Cette continuité répond aussi à une nécessité de crédibilité. Le Bénin, classé parmi les économies les plus réformatrices d'Afrique ces dernières années, doit consolider ses acquis – notamment en matière de climat des affaires et de gestion des finances publiques – sans rupture brutale. La présence de Shegun Adjadi Bakari, diplomate expérimenté, au Tourisme illustre d'ailleurs l'ambition de développer un secteur porteur d'emplois et de devises. Toutefois, ce choix de la continuité n'exclut pas des ajustements : le nouveau président bénéficie d'une légitimité électorale fraîche pour corriger ce qui n'a pas fonctionné, en particulier dans la lutte contre la vie chère et le chômage des jeunes.

Le pari du rapprochement régional

Mais le véritable événement diplomatique de cette investiture fut la présence des représentants de l'AES – Niger, Burkina Faso, Mali – saluée par des applaudissements nourris de la foule. Ce moment a marqué la fin d'une période de défiance ouverte entre Cotonou et les régimes sahéliens, notamment depuis la fermeture des frontières et les tensions commerciales. Le Premier ministre nigérien Ali Mahamane Lamine Zeine a précisé que sa venue était approuvée par l'ensemble de l'AES, séduite par les gestes d'amitié de Wadagni. Ce rapprochement a des implications économiques directes : le Bénin est un corridor vital pour les échanges des pays enclavés du Sahel. La réouverture complète des voies commerciales pourrait relancer le transit portuaire de Cotonou, stimuler les recettes douanières et apaiser les inquiétudes sécuritaires le long de l'axe Dakar-Bamako.

Le contexte historique éclaire l'ampleur du changement. En juillet 2025, les pays de l'AES avaient décliné l'invitation aux célébrations de l'indépendance béninoise. Aujourd'hui, leur présence marque une inflexion majeure. Cette dynamique s'inscrit dans une tendance régionale plus large : la multiplication des canaux de dialogue entre les États côtiers et sahéliens, malgré les divergences politiques. Wadagni semble vouloir faire de sa présidence une plateforme de médiation et de coopération, un atout dans un espace ouest-africain fragmenté.

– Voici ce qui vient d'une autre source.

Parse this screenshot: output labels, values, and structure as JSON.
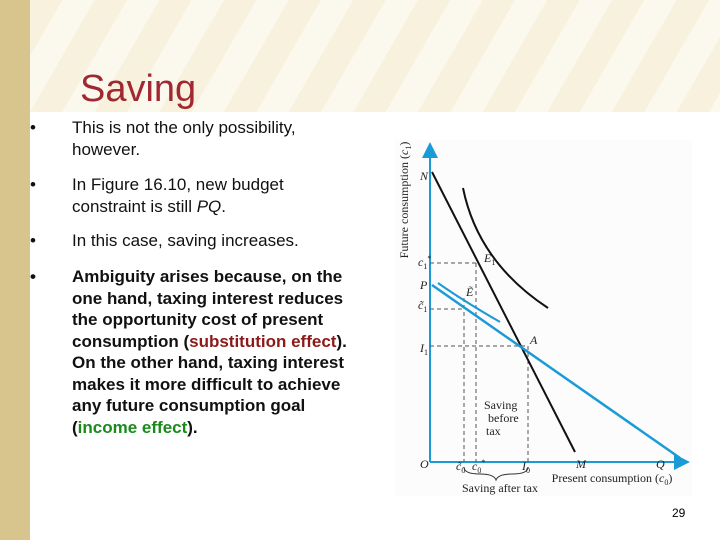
{
  "title": "Saving",
  "bullets": [
    [
      {
        "text": "This is not the only possibility, however."
      }
    ],
    [
      {
        "text": "In Figure 16.10, new budget constraint is still "
      },
      {
        "text": "PQ",
        "style": "italic"
      },
      {
        "text": "."
      }
    ],
    [
      {
        "text": "In this case, saving increases."
      }
    ],
    [
      {
        "text": "Ambiguity arises because, on the one hand, taxing interest reduces the opportunity cost of present consumption ("
      },
      {
        "text": "substitution effect",
        "color": "#8b1a1a"
      },
      {
        "text": ").  On the other hand, taxing interest makes it more difficult to achieve any future consumption goal ("
      },
      {
        "text": "income effect",
        "color": "#1a8a1a"
      },
      {
        "text": ")."
      }
    ]
  ],
  "bold_bullets": [
    false,
    false,
    false,
    true
  ],
  "figure": {
    "y_axis": {
      "text": "Future consumption (",
      "var": "c",
      "sub": "1",
      "end": ")"
    },
    "x_axis": {
      "text": "Present consumption (",
      "var": "c",
      "sub": "0",
      "end": ")"
    },
    "N": "N",
    "P": "P",
    "Q": "Q",
    "M": "M",
    "O": "O",
    "A": "A",
    "c1_star": {
      "var": "c",
      "sub": "1",
      "sup": "*"
    },
    "c1_tilde": {
      "var": "c̃",
      "sub": "1"
    },
    "c0_tilde": {
      "var": "c̃",
      "sub": "0"
    },
    "c0_star": {
      "var": "c",
      "sub": "0",
      "sup": "*"
    },
    "I1": {
      "var": "I",
      "sub": "1"
    },
    "I0": {
      "var": "I",
      "sub": "0"
    },
    "E1": {
      "var": "E",
      "sub": "1"
    },
    "E_tilde": "Ẽ",
    "saving_before_tax": [
      "Saving",
      "before",
      "tax"
    ],
    "saving_after_tax": "Saving after tax"
  },
  "page_number": "29"
}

Cependant, la route reste semée d'obstacles. La dette publique du Bénin, bien que maîtrisée, requiert une gestion prudente, et les attentes populaires sont immenses. De plus, la normalisation avec l'AES devra composer avec les sensibilités sécuritaires et les sanctions antérieures. Le nouveau gouvernement devra donc conjuguer continuité des réformes, réconciliation régionale et réponse aux besoins urgents des citoyens. Le succès de ce pari dépendra de sa capacité à transformer les symboles en résultats concrets.

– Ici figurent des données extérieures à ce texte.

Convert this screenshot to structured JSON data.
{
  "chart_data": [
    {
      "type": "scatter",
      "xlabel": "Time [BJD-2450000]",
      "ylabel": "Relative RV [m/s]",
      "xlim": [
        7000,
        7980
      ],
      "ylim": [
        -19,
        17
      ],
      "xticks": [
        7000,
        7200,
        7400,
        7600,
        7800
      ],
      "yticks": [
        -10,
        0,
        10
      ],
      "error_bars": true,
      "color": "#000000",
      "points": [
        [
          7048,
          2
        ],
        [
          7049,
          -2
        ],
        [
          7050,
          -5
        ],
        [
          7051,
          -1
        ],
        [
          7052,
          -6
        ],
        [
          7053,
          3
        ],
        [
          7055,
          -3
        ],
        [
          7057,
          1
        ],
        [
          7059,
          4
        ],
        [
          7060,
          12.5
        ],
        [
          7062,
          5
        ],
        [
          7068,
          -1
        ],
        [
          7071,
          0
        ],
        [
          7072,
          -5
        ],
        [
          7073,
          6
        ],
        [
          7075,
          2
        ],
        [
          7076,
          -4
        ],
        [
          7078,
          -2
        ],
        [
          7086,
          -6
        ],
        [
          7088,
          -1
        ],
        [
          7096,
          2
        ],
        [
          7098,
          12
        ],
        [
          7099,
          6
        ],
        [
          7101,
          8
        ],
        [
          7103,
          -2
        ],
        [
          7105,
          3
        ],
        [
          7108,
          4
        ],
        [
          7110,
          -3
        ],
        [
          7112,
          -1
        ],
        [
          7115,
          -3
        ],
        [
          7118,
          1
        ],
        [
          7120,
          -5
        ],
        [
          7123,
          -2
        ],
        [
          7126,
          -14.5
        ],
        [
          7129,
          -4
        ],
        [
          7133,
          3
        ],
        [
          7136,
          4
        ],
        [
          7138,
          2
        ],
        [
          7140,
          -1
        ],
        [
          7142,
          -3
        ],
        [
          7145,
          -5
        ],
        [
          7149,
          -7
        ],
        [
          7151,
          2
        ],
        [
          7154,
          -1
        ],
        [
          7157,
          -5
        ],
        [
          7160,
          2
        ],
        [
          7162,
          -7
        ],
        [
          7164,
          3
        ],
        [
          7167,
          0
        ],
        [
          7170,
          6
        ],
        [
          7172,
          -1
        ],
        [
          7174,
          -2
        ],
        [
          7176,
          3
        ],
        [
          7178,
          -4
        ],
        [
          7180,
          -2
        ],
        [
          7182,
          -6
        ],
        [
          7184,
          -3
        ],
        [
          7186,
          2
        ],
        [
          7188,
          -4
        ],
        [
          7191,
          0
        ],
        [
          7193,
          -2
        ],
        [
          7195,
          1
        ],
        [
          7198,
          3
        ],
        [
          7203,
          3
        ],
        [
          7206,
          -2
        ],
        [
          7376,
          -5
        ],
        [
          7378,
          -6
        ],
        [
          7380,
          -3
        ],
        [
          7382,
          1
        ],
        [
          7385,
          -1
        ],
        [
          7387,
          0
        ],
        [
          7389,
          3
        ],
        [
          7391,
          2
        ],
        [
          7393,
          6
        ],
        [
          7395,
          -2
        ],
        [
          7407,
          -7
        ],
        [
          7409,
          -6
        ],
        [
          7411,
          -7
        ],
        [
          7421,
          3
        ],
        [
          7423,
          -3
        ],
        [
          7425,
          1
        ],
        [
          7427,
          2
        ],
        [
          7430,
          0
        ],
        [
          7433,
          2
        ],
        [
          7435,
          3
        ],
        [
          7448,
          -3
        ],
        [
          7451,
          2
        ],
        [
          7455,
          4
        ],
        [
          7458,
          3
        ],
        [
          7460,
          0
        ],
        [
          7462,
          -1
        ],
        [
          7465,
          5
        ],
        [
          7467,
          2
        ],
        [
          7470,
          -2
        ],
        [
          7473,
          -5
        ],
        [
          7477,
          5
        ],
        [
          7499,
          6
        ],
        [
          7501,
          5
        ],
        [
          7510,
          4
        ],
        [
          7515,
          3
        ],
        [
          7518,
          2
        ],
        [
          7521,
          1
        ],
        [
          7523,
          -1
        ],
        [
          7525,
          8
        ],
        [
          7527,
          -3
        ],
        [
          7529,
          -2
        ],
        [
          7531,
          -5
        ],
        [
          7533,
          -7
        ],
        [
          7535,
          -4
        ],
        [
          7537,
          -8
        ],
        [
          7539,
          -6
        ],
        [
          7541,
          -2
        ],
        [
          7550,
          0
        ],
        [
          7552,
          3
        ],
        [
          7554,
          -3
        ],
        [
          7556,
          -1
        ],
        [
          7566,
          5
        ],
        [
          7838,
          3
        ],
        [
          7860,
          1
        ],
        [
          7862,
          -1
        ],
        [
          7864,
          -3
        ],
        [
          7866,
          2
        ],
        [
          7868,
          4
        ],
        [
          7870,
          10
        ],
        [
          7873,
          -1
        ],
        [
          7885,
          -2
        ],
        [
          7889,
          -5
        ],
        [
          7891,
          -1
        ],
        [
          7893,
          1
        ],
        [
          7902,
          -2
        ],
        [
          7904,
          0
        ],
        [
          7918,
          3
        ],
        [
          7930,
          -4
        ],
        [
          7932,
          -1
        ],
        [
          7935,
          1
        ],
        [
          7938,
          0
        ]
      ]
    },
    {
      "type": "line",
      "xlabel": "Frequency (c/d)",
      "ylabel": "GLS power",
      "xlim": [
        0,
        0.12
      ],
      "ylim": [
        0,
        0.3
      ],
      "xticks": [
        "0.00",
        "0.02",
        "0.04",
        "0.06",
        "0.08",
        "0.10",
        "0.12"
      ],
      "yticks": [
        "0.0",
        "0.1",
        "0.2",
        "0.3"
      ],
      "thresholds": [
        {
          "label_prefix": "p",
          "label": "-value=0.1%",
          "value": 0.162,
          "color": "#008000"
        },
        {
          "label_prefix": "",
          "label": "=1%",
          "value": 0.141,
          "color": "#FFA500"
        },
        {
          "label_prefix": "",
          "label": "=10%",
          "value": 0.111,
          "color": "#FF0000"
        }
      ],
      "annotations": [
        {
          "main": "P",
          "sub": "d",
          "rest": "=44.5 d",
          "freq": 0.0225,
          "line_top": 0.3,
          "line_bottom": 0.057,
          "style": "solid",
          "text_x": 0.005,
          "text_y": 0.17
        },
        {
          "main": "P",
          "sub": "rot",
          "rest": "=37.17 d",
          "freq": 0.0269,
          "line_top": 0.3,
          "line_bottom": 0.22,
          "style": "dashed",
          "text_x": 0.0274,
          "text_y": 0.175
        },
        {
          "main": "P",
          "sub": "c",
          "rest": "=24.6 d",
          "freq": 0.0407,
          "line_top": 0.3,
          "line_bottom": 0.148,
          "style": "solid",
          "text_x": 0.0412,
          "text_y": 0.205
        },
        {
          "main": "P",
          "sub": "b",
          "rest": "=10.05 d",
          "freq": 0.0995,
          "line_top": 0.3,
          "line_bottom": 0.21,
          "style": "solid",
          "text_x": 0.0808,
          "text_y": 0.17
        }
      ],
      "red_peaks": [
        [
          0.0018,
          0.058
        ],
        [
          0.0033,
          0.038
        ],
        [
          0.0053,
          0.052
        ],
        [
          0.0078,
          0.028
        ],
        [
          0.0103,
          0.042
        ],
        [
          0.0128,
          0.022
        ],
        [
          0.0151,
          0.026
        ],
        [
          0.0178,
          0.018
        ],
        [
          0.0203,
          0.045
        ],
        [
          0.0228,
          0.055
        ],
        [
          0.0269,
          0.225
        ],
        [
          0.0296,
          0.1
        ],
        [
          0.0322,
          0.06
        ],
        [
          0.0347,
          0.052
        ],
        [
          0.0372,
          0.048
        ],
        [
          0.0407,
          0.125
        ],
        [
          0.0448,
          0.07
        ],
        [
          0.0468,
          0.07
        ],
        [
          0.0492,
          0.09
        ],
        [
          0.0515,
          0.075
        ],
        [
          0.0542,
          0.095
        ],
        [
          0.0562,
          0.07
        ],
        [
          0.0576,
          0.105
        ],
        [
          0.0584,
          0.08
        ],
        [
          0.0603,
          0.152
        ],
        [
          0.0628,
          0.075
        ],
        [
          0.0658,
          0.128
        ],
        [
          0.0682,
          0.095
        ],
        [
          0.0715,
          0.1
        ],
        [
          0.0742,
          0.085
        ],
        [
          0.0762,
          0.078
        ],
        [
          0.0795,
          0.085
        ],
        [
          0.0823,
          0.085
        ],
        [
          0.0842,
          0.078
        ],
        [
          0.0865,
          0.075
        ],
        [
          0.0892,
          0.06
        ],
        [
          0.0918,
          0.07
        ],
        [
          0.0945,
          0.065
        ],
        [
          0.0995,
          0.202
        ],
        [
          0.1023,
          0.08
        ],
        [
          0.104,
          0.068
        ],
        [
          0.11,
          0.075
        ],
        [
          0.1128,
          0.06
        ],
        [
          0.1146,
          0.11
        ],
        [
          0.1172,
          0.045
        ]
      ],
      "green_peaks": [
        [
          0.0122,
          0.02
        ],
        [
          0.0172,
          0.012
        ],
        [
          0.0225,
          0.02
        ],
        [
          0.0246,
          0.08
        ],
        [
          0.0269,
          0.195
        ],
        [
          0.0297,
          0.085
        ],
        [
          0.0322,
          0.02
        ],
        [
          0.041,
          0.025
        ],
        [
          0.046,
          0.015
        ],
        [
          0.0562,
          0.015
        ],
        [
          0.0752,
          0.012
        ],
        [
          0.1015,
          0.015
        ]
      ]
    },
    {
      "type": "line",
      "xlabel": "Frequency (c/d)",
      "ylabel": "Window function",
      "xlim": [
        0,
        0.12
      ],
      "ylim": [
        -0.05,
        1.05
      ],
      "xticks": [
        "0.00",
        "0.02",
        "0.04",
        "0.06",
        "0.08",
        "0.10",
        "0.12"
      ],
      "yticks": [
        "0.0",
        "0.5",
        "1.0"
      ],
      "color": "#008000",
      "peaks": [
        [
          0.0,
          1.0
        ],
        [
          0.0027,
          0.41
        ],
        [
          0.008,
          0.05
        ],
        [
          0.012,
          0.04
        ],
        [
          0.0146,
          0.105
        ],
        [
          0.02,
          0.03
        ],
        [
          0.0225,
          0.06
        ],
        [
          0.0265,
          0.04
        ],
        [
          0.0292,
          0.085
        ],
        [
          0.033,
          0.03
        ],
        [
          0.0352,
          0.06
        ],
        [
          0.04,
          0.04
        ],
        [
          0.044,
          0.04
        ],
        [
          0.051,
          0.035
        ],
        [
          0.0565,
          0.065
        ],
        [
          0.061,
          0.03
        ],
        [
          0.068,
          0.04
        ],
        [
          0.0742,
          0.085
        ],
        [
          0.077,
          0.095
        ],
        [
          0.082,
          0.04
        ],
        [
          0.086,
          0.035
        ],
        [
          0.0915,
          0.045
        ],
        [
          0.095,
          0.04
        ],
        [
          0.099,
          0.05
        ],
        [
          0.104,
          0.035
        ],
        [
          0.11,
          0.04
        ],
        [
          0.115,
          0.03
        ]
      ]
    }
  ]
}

En misant sur la continuité à l'interne et l'ouverture à l'externe, Romuald Wadagni dessine une ligne pragmatique pour le Bénin. Cette double stratégie reflète une tendance plus large en Afrique de l'Ouest : la recherche de compromis entre stabilité nationale et intégration régionale, au-delà des clivages politiques. Reste à savoir si la « nouvelle voie » saura répondre aux défis structurels d'une économie en quête de transformation durable.